In 28 Ruling Case Law, 113, section 65, it is said:
*62“65. Will in Form of Letter. A letter written and signed by the author may serve as his last will where it contains testamentary language indicating that it was so intended. The letter may be in the form of one giving instructions to an attorney for the preparation of the will of the writer, and even a memorandum written and signed on the back of a business letter has been upheld as a will. But the letter should be testamentary in character, and it should appear that the writer had the animus testandi. Where the probate law requires that wills must be attested the absence of any attestation may be sufficient to prevent a letter being probated as a will. ’ ’
It is not necessary that the testator use the word “will” in his last testament. No particular words need be used, it being sufficient if it appears that the maker intended to dispose of his property after his death. In re Button’s Estate, 209 Cal. 325, 287 Pac. 964; Mitchell v. Donohue, 100 Cal. 202, 34 Pac. 614, 38 Am. St. Rep. 279. In the instrument here offered as a will, the maker, on his deathbed, expressed the wish that the claim for damages against the Republic of Mexico, or whatever was realized thereon, should go to his wife and his two children, naming them, as his heirs. He not only gave his wishes testamentary form but complied with the statute by having two witnesses, in his presence and in the presence of each other, sign the paper. The evidence clearly and conclusively established the character of the instrument as testamentary and it was error not to probate it.
The case will have to be reversed and remanded for further action in accordance herewith.
Section 3952 of the Revised Code of 1928 provides the procedure to be followed after the will is approved and allowed. Such section reads:
“If, after granting letters of administration on the ground of intestacy, a will of the decedent is proved and allowed by the court, the letters of administration *63shall be revoked, and the power of the administrator ceases, and he shall render an account of his administration within such time as the court shall direct. The executor or administrator with the will annexed is entitled to demand, sue for, recover and collect all the estate of the decedent remaining unadministered, and may prosecute to final judgment any action commenced by the administrator before the revocation of his letters of administration. ’ ’
The trial court in this proceeding approved the administrator’s accounts and allowed the administrator certain fees and expenses, and also allowed out of the estate attorney’s fees to Elmer Graham, a partner of the administrator in the practice of law. This is assigned as error. It seems too clear for question that in the proceeding to probate the will the accounting referred to in section 3952, supra, should not be had.
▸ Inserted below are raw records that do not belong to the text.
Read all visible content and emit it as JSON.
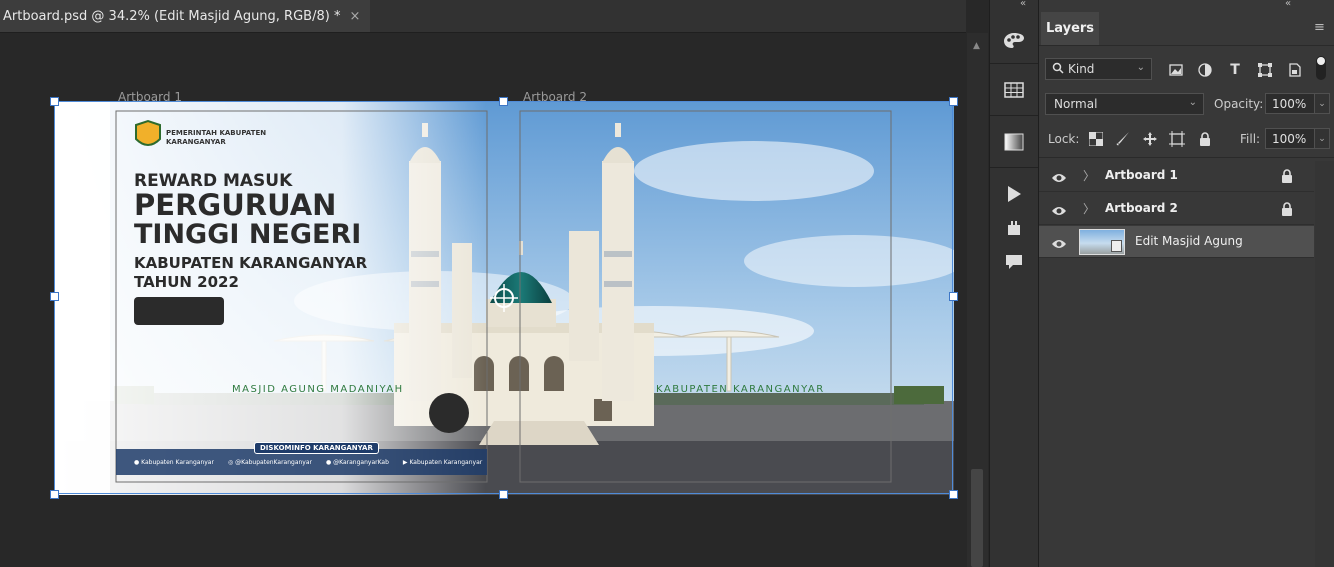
{
  "document": {
    "tab_title": "Artboard.psd @ 34.2% (Edit Masjid Agung, RGB/8) *",
    "close_glyph": "×"
  },
  "canvas": {
    "artboard_labels": [
      "Artboard 1",
      "Artboard 2"
    ],
    "artwork": {
      "logo_text_line1": "PEMERINTAH KABUPATEN",
      "logo_text_line2": "KARANGANYAR",
      "headline_small": "REWARD MASUK",
      "headline_big_line1": "PERGURUAN",
      "headline_big_line2": "TINGGI NEGERI",
      "subhead_line1": "KABUPATEN KARANGANYAR",
      "subhead_line2": "TAHUN 2022",
      "mosque_sign_left": "MASJID AGUNG MADANIYAH",
      "mosque_sign_right": "KABUPATEN KARANGANYAR",
      "footer_badge": "DISKOMINFO KARANGANYAR",
      "socials": [
        {
          "icon": "facebook-icon",
          "text": "Kabupaten Karanganyar"
        },
        {
          "icon": "instagram-icon",
          "text": "@KabupatenKaranganyar"
        },
        {
          "icon": "twitter-icon",
          "text": "@KaranganyarKab"
        },
        {
          "icon": "youtube-icon",
          "text": "Kabupaten Karanganyar"
        }
      ]
    }
  },
  "layers_panel": {
    "tab_label": "Layers",
    "filter_kind": "Kind",
    "blend_mode": "Normal",
    "opacity_label": "Opacity:",
    "opacity_value": "100%",
    "lock_label": "Lock:",
    "fill_label": "Fill:",
    "fill_value": "100%",
    "layers": [
      {
        "name": "Artboard 1",
        "type": "artboard",
        "locked": true,
        "selected": false
      },
      {
        "name": "Artboard 2",
        "type": "artboard",
        "locked": true,
        "selected": false
      },
      {
        "name": "Edit Masjid Agung",
        "type": "smart-object",
        "locked": false,
        "selected": true
      }
    ]
  },
  "colors": {
    "accent_selection": "#4f8bd8",
    "canvas_bg": "#282828",
    "panel_bg": "#383838"
  }
}
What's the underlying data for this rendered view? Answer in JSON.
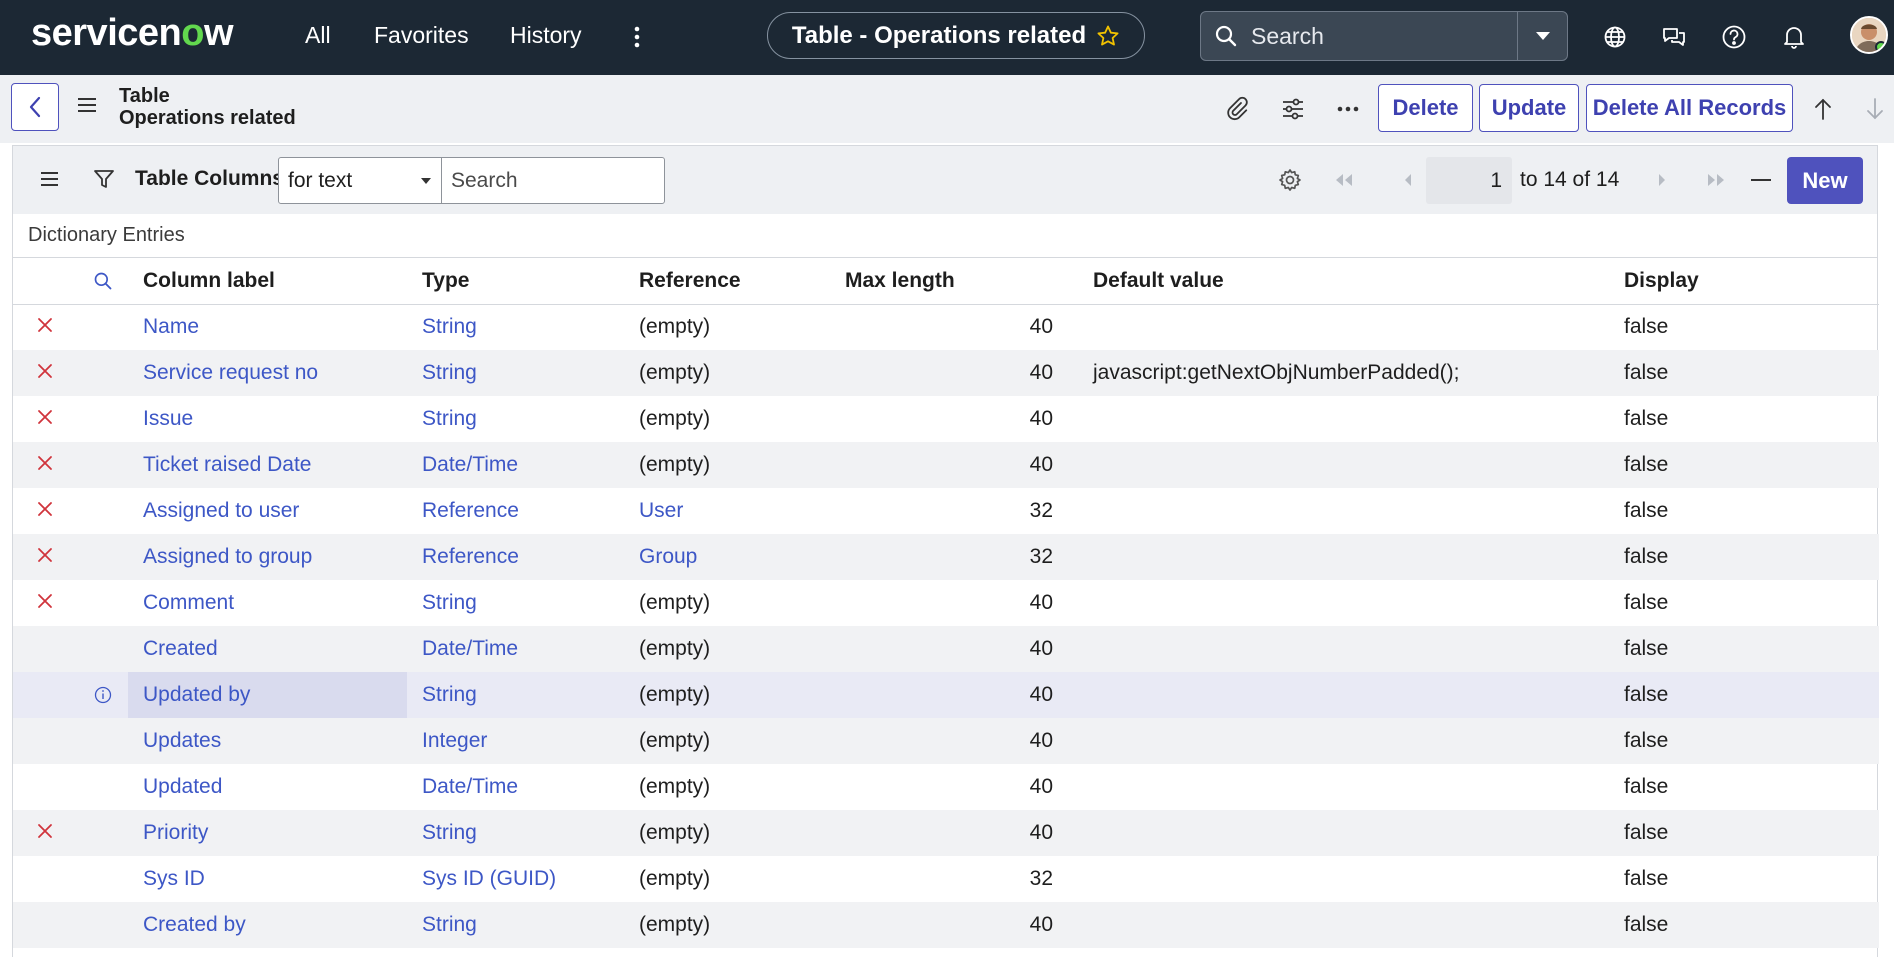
{
  "topnav": {
    "logo": {
      "pre": "servicen",
      "o": "o",
      "post": "w"
    },
    "items": [
      "All",
      "Favorites",
      "History"
    ],
    "context_title": "Table - Operations related",
    "search_placeholder": "Search",
    "colors": {
      "bg": "#1c2834",
      "logo_accent": "#62d84e"
    }
  },
  "record_header": {
    "line1": "Table",
    "line2": "Operations related",
    "buttons": {
      "delete": "Delete",
      "update": "Update",
      "delete_all": "Delete All Records"
    }
  },
  "related_list": {
    "title": "Table Columns",
    "filter_select": "for text",
    "search_placeholder": "Search",
    "page_current": "1",
    "page_range": "to 14 of 14",
    "new_label": "New",
    "breadcrumb": "Dictionary Entries",
    "accent": "#4f52bd",
    "headers": {
      "label": "Column label",
      "type": "Type",
      "reference": "Reference",
      "max_length": "Max length",
      "default": "Default value",
      "display": "Display"
    },
    "rows": [
      {
        "delete": true,
        "label": "Name",
        "type": "String",
        "reference": "(empty)",
        "ref_link": false,
        "max": "40",
        "default": "",
        "display": "false"
      },
      {
        "delete": true,
        "label": "Service request no",
        "type": "String",
        "reference": "(empty)",
        "ref_link": false,
        "max": "40",
        "default": "javascript:getNextObjNumberPadded();",
        "display": "false"
      },
      {
        "delete": true,
        "label": "Issue",
        "type": "String",
        "reference": "(empty)",
        "ref_link": false,
        "max": "40",
        "default": "",
        "display": "false"
      },
      {
        "delete": true,
        "label": "Ticket raised Date",
        "type": "Date/Time",
        "reference": "(empty)",
        "ref_link": false,
        "max": "40",
        "default": "",
        "display": "false"
      },
      {
        "delete": true,
        "label": "Assigned to user",
        "type": "Reference",
        "reference": "User",
        "ref_link": true,
        "max": "32",
        "default": "",
        "display": "false"
      },
      {
        "delete": true,
        "label": "Assigned to group",
        "type": "Reference",
        "reference": "Group",
        "ref_link": true,
        "max": "32",
        "default": "",
        "display": "false"
      },
      {
        "delete": true,
        "label": "Comment",
        "type": "String",
        "reference": "(empty)",
        "ref_link": false,
        "max": "40",
        "default": "",
        "display": "false"
      },
      {
        "delete": false,
        "label": "Created",
        "type": "Date/Time",
        "reference": "(empty)",
        "ref_link": false,
        "max": "40",
        "default": "",
        "display": "false"
      },
      {
        "delete": false,
        "info": true,
        "highlight": true,
        "label": "Updated by",
        "type": "String",
        "reference": "(empty)",
        "ref_link": false,
        "max": "40",
        "default": "",
        "display": "false"
      },
      {
        "delete": false,
        "label": "Updates",
        "type": "Integer",
        "reference": "(empty)",
        "ref_link": false,
        "max": "40",
        "default": "",
        "display": "false"
      },
      {
        "delete": false,
        "label": "Updated",
        "type": "Date/Time",
        "reference": "(empty)",
        "ref_link": false,
        "max": "40",
        "default": "",
        "display": "false"
      },
      {
        "delete": true,
        "label": "Priority",
        "type": "String",
        "reference": "(empty)",
        "ref_link": false,
        "max": "40",
        "default": "",
        "display": "false"
      },
      {
        "delete": false,
        "label": "Sys ID",
        "type": "Sys ID (GUID)",
        "reference": "(empty)",
        "ref_link": false,
        "max": "32",
        "default": "",
        "display": "false"
      },
      {
        "delete": false,
        "label": "Created by",
        "type": "String",
        "reference": "(empty)",
        "ref_link": false,
        "max": "40",
        "default": "",
        "display": "false"
      }
    ]
  }
}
It should have been made after the will was approved and the administrator with the will annexed appointed.
The order approving the accounts is vacated and set aside.
Of course any services rendered by the administrator and by the attorney, if they were rendered in good faith and for the benefit of the estate, should be paid out of the estate, but if they were incurred unnecessarily, as the record before us seems to indicate, then they should not be an expense against the estate.
The case is remanded with directions that further proceedings be had in accordance herewith.
ROSS, C. J., and LOCKWOOD and McALISTER, JJ., concur.